I do not believe in ghosts, but still on St. Patrick's Day I went back in the house to put on a green shirt lest the spirit of my grandmother haunt me.
Suddenly, over a small area in the middle of Interstate 83 in downtown Baltimore, gravity stopped working.
His paintbrush was made from the eyelashes of his ex-lovers.
He knew the children were plotting against him.
He checked the results three times, but there was no mistake, no miscalculation: due to obscure parts of the tax code, Uncle Sam owed him a Harrier jump-jet.
Her pen would not lay ink on the page unless the words were exactly right.
One morning I woke up to find that nothing special had happened.

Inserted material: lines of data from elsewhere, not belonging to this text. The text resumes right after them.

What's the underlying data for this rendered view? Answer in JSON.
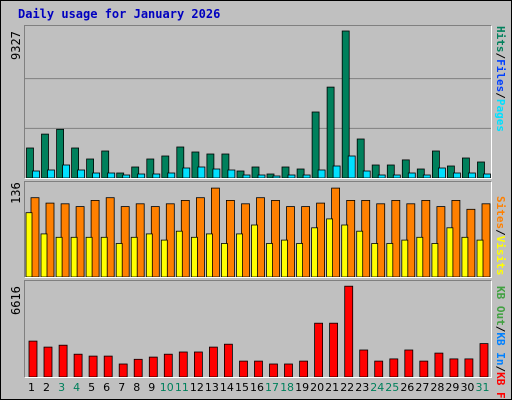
{
  "title": "Daily usage for January 2026",
  "colors": {
    "hits": "#00805c",
    "files": "#0040ff",
    "pages": "#00e0ff",
    "visits": "#ffff00",
    "sites": "#ff8000",
    "kb_out": "#40a040",
    "kb_in": "#0080ff",
    "kb_f": "#ff0000",
    "weekday_text": "#000000",
    "weekend_text": "#00805c"
  },
  "chart_data": [
    {
      "type": "bar",
      "name": "hits-files-pages",
      "categories": [
        "1",
        "2",
        "3",
        "4",
        "5",
        "6",
        "7",
        "8",
        "9",
        "10",
        "11",
        "12",
        "13",
        "14",
        "15",
        "16",
        "17",
        "18",
        "19",
        "20",
        "21",
        "22",
        "23",
        "24",
        "25",
        "26",
        "27",
        "28",
        "29",
        "30",
        "31"
      ],
      "ymax_label": "9327",
      "ylim": [
        0,
        9327
      ],
      "gridlines": [
        3109,
        6218
      ],
      "right_labels": [
        "Pages",
        "Files",
        "Hits"
      ],
      "series": [
        {
          "name": "Hits",
          "color": "#00805c",
          "values": [
            1880,
            2750,
            3050,
            1880,
            1190,
            1690,
            313,
            690,
            1190,
            1380,
            1940,
            1630,
            1500,
            1500,
            438,
            688,
            250,
            688,
            563,
            4130,
            5690,
            9200,
            2440,
            813,
            813,
            1130,
            563,
            1690,
            750,
            1250,
            1000
          ]
        },
        {
          "name": "Files",
          "color": "#0040ff",
          "values": [
            0,
            0,
            0,
            0,
            0,
            0,
            0,
            0,
            0,
            0,
            0,
            0,
            0,
            0,
            0,
            0,
            0,
            0,
            0,
            0,
            0,
            0,
            0,
            0,
            0,
            0,
            0,
            0,
            0,
            0,
            0
          ]
        },
        {
          "name": "Pages",
          "color": "#00e0ff",
          "values": [
            438,
            500,
            813,
            500,
            313,
            313,
            188,
            250,
            250,
            313,
            625,
            688,
            563,
            500,
            188,
            188,
            125,
            188,
            188,
            500,
            750,
            1380,
            438,
            188,
            188,
            313,
            188,
            625,
            313,
            313,
            250
          ]
        }
      ]
    },
    {
      "type": "bar",
      "name": "visits-sites",
      "categories": [
        "1",
        "2",
        "3",
        "4",
        "5",
        "6",
        "7",
        "8",
        "9",
        "10",
        "11",
        "12",
        "13",
        "14",
        "15",
        "16",
        "17",
        "18",
        "19",
        "20",
        "21",
        "22",
        "23",
        "24",
        "25",
        "26",
        "27",
        "28",
        "29",
        "30",
        "31"
      ],
      "ymax_label": "136",
      "ylim": [
        0,
        136
      ],
      "right_labels": [
        "Visits",
        "Sites"
      ],
      "series": [
        {
          "name": "Visits",
          "color": "#ffff00",
          "values": [
            94,
            63,
            58,
            58,
            58,
            58,
            49,
            58,
            63,
            54,
            67,
            58,
            63,
            49,
            63,
            76,
            49,
            54,
            49,
            72,
            85,
            76,
            67,
            49,
            49,
            54,
            58,
            49,
            72,
            58,
            54
          ]
        },
        {
          "name": "Sites",
          "color": "#ff8000",
          "values": [
            116,
            108,
            107,
            103,
            112,
            116,
            103,
            107,
            103,
            107,
            112,
            116,
            130,
            112,
            107,
            116,
            112,
            103,
            103,
            108,
            130,
            112,
            112,
            107,
            112,
            107,
            112,
            103,
            112,
            99,
            107
          ]
        }
      ]
    },
    {
      "type": "bar",
      "name": "kbytes",
      "categories": [
        "1",
        "2",
        "3",
        "4",
        "5",
        "6",
        "7",
        "8",
        "9",
        "10",
        "11",
        "12",
        "13",
        "14",
        "15",
        "16",
        "17",
        "18",
        "19",
        "20",
        "21",
        "22",
        "23",
        "24",
        "25",
        "26",
        "27",
        "28",
        "29",
        "30",
        "31"
      ],
      "ymax_label": "6616",
      "ylim": [
        0,
        6616
      ],
      "right_labels": [
        "KB F",
        "KB In",
        "KB Out"
      ],
      "series": [
        {
          "name": "KB F",
          "color": "#ff0000",
          "values": [
            2580,
            2150,
            2290,
            1640,
            1500,
            1500,
            935,
            1270,
            1430,
            1640,
            1800,
            1800,
            2150,
            2360,
            1140,
            1140,
            935,
            935,
            1140,
            3870,
            3870,
            6530,
            1940,
            1140,
            1300,
            1940,
            1140,
            1720,
            1300,
            1300,
            2400
          ]
        }
      ]
    }
  ],
  "x_axis": {
    "labels": [
      "1",
      "2",
      "3",
      "4",
      "5",
      "6",
      "7",
      "8",
      "9",
      "10",
      "11",
      "12",
      "13",
      "14",
      "15",
      "16",
      "17",
      "18",
      "19",
      "20",
      "21",
      "22",
      "23",
      "24",
      "25",
      "26",
      "27",
      "28",
      "29",
      "30",
      "31"
    ],
    "weekend": [
      3,
      4,
      10,
      11,
      17,
      18,
      24,
      25,
      31
    ]
  }
}
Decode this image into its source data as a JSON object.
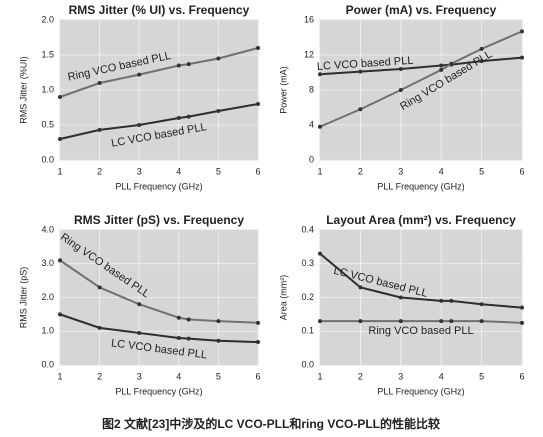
{
  "chart_data": [
    {
      "type": "line",
      "title": "RMS Jitter (% UI) vs.  Frequency",
      "x_label": "PLL Frequency (GHz)",
      "y_label": "RMS Jitter (%UI)",
      "x": [
        1,
        2,
        3,
        4,
        4.25,
        5,
        6
      ],
      "xlim": [
        1,
        6
      ],
      "xticks": [
        1,
        2,
        3,
        4,
        5,
        6
      ],
      "ylim": [
        0,
        2
      ],
      "yticks": [
        {
          "value": 0,
          "label": "0.0"
        },
        {
          "value": 0.5,
          "label": "0.5"
        },
        {
          "value": 1,
          "label": "1.0"
        },
        {
          "value": 1.5,
          "label": "1.5"
        },
        {
          "value": 2,
          "label": "2.0"
        }
      ],
      "grid": true,
      "series": [
        {
          "name": "Ring VCO based PLL",
          "color": "#707070",
          "values": [
            0.9,
            1.1,
            1.22,
            1.35,
            1.37,
            1.45,
            1.6
          ]
        },
        {
          "name": "LC VCO based PLL",
          "color": "#2e2e2e",
          "values": [
            0.3,
            0.43,
            0.5,
            0.6,
            0.62,
            0.7,
            0.8
          ]
        }
      ]
    },
    {
      "type": "line",
      "title": "Power (mA) vs.  Frequency",
      "x_label": "PLL Frequency (GHz)",
      "y_label": "Power (mA)",
      "x": [
        1,
        2,
        3,
        4,
        4.25,
        5,
        6
      ],
      "xlim": [
        1,
        6
      ],
      "xticks": [
        1,
        2,
        3,
        4,
        5,
        6
      ],
      "ylim": [
        0,
        16
      ],
      "yticks": [
        0,
        4,
        8,
        12,
        16
      ],
      "grid": true,
      "series": [
        {
          "name": "LC VCO based PLL",
          "color": "#2e2e2e",
          "values": [
            9.8,
            10.1,
            10.4,
            10.8,
            10.9,
            11.3,
            11.7
          ]
        },
        {
          "name": "Ring VCO based PLL",
          "color": "#707070",
          "values": [
            3.8,
            5.8,
            8.0,
            10.3,
            11.0,
            12.7,
            14.7
          ]
        }
      ]
    },
    {
      "type": "line",
      "title": "RMS Jitter (pS) vs.  Frequency",
      "x_label": "PLL Frequency (GHz)",
      "y_label": "RMS Jitter (pS)",
      "x": [
        1,
        2,
        3,
        4,
        4.25,
        5,
        6
      ],
      "xlim": [
        1,
        6
      ],
      "xticks": [
        1,
        2,
        3,
        4,
        5,
        6
      ],
      "ylim": [
        0,
        4
      ],
      "yticks": [
        {
          "value": 0,
          "label": "0.0"
        },
        {
          "value": 1,
          "label": "1.0"
        },
        {
          "value": 2,
          "label": "2.0"
        },
        {
          "value": 3,
          "label": "3.0"
        },
        {
          "value": 4,
          "label": "4.0"
        }
      ],
      "grid": true,
      "series": [
        {
          "name": "Ring VCO based PLL",
          "color": "#707070",
          "values": [
            3.1,
            2.3,
            1.8,
            1.4,
            1.35,
            1.3,
            1.25
          ]
        },
        {
          "name": "LC VCO based PLL",
          "color": "#2e2e2e",
          "values": [
            1.5,
            1.1,
            0.95,
            0.8,
            0.78,
            0.72,
            0.68
          ]
        }
      ]
    },
    {
      "type": "line",
      "title": "Layout Area (mm²) vs.  Frequency",
      "x_label": "PLL Frequency (GHz)",
      "y_label": "Area (mm²)",
      "x": [
        1,
        2,
        3,
        4,
        4.25,
        5,
        6
      ],
      "xlim": [
        1,
        6
      ],
      "xticks": [
        1,
        2,
        3,
        4,
        5,
        6
      ],
      "ylim": [
        0,
        0.4
      ],
      "yticks": [
        {
          "value": 0,
          "label": "0.0"
        },
        0.1,
        0.2,
        0.3,
        0.4
      ],
      "grid": true,
      "series": [
        {
          "name": "LC VCO based PLL",
          "color": "#2e2e2e",
          "values": [
            0.33,
            0.23,
            0.2,
            0.19,
            0.19,
            0.18,
            0.17
          ]
        },
        {
          "name": "Ring VCO based PLL",
          "color": "#707070",
          "values": [
            0.13,
            0.13,
            0.13,
            0.13,
            0.13,
            0.13,
            0.125
          ]
        }
      ]
    }
  ],
  "caption": "图2 文献[23]中涉及的LC VCO-PLL和ring VCO-PLL的性能比较"
}
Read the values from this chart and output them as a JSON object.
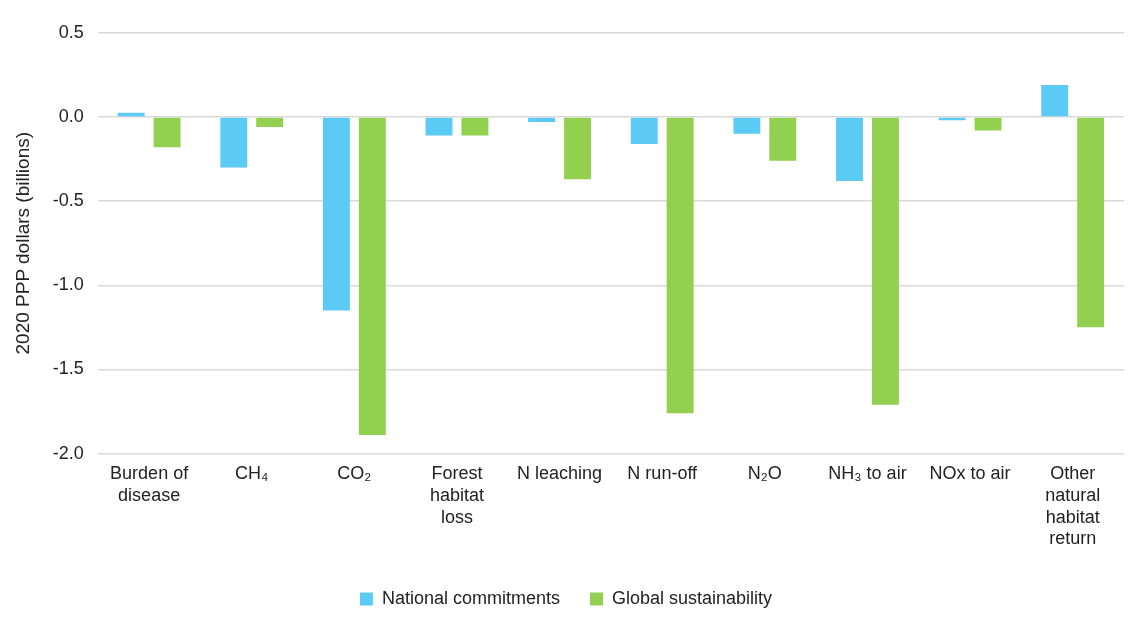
{
  "chart_data": {
    "type": "bar",
    "ylabel": "2020 PPP dollars (billions)",
    "categories": [
      "Burden of disease",
      "CH₄",
      "CO₂",
      "Forest habitat loss",
      "N leaching",
      "N run-off",
      "N₂O",
      "NH₃ to air",
      "NOx to air",
      "Other natural habitat return"
    ],
    "series": [
      {
        "name": "National commitments",
        "color": "#5bcbf5",
        "values": [
          0.025,
          -0.3,
          -1.15,
          -0.11,
          -0.03,
          -0.16,
          -0.1,
          -0.38,
          -0.02,
          0.19
        ]
      },
      {
        "name": "Global sustainability",
        "color": "#92d050",
        "values": [
          -0.18,
          -0.06,
          -1.89,
          -0.11,
          -0.37,
          -1.76,
          -0.26,
          -1.71,
          -0.08,
          -1.25
        ]
      }
    ],
    "ylim": [
      -2.0,
      0.5
    ],
    "yticks": [
      0.5,
      {
        "value": 0,
        "label": "0.0"
      },
      -0.5,
      {
        "value": -1,
        "label": "-1.0"
      },
      -1.5,
      {
        "value": -2,
        "label": "-2.0"
      }
    ],
    "grid": "y",
    "legend": "bottom"
  }
}
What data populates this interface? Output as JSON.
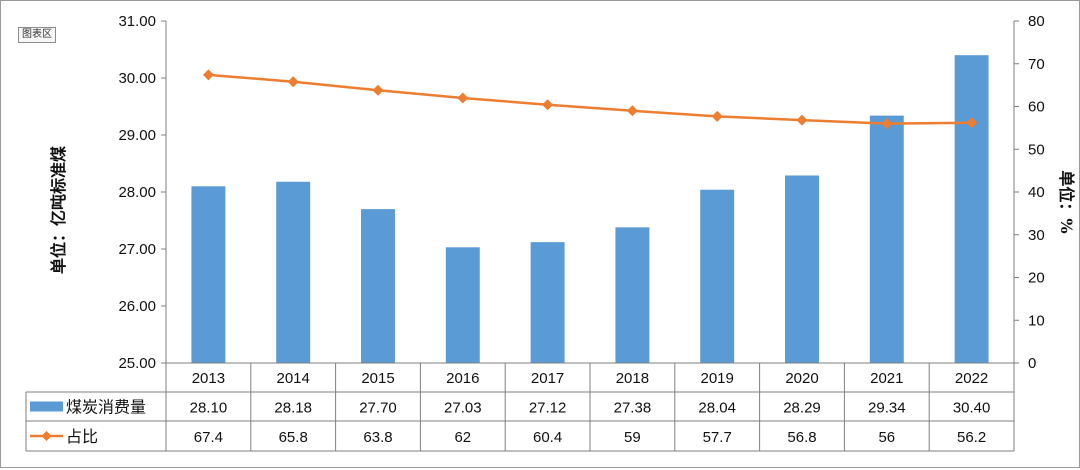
{
  "chart_area_label": "图表区",
  "chart_data": {
    "type": "bar",
    "categories": [
      "2013",
      "2014",
      "2015",
      "2016",
      "2017",
      "2018",
      "2019",
      "2020",
      "2021",
      "2022"
    ],
    "series": [
      {
        "name": "煤炭消费量",
        "type": "bar",
        "axis": "left",
        "color": "#5b9bd5",
        "values": [
          28.1,
          28.18,
          27.7,
          27.03,
          27.12,
          27.38,
          28.04,
          28.29,
          29.34,
          30.4
        ],
        "labels": [
          "28.10",
          "28.18",
          "27.70",
          "27.03",
          "27.12",
          "27.38",
          "28.04",
          "28.29",
          "29.34",
          "30.40"
        ]
      },
      {
        "name": "占比",
        "type": "line",
        "axis": "right",
        "color": "#ed7d31",
        "marker": "diamond",
        "values": [
          67.4,
          65.8,
          63.8,
          62,
          60.4,
          59,
          57.7,
          56.8,
          56,
          56.2
        ],
        "labels": [
          "67.4",
          "65.8",
          "63.8",
          "62",
          "60.4",
          "59",
          "57.7",
          "56.8",
          "56",
          "56.2"
        ]
      }
    ],
    "y_left": {
      "label": "单位：亿吨标准煤",
      "ylim": [
        25,
        31
      ],
      "ticks": [
        "25.00",
        "26.00",
        "27.00",
        "28.00",
        "29.00",
        "30.00",
        "31.00"
      ]
    },
    "y_right": {
      "label": "单位：%",
      "ylim": [
        0,
        80
      ],
      "ticks": [
        "0",
        "10",
        "20",
        "30",
        "40",
        "50",
        "60",
        "70",
        "80"
      ]
    },
    "data_table": true,
    "grid": false
  }
}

His paintbrush was made from the eyelashes of his ex-lovers. He collected them from the pillow, over many years. Not mere head hairs, or eyebrow or body hairs or even pubic hairs would do. Only eyelashes, as if they would lend a bit of what the eyes had seen, as if some bit of vision had soaked into them through osmosis or diffusion or some other chemical absorption process the name of which he couldn't quite recall, and as if that vision would diffuse back out into the paint. And not the eyelashes of strangers, or friends, or even blood family, but only those of lovers, and only those left behind by accident or nature. A deliberately plucked one would not work, he was sure, though of course he never asked, he never told. For that is the nature of the thing: all artist have their secrets, even from their intimates.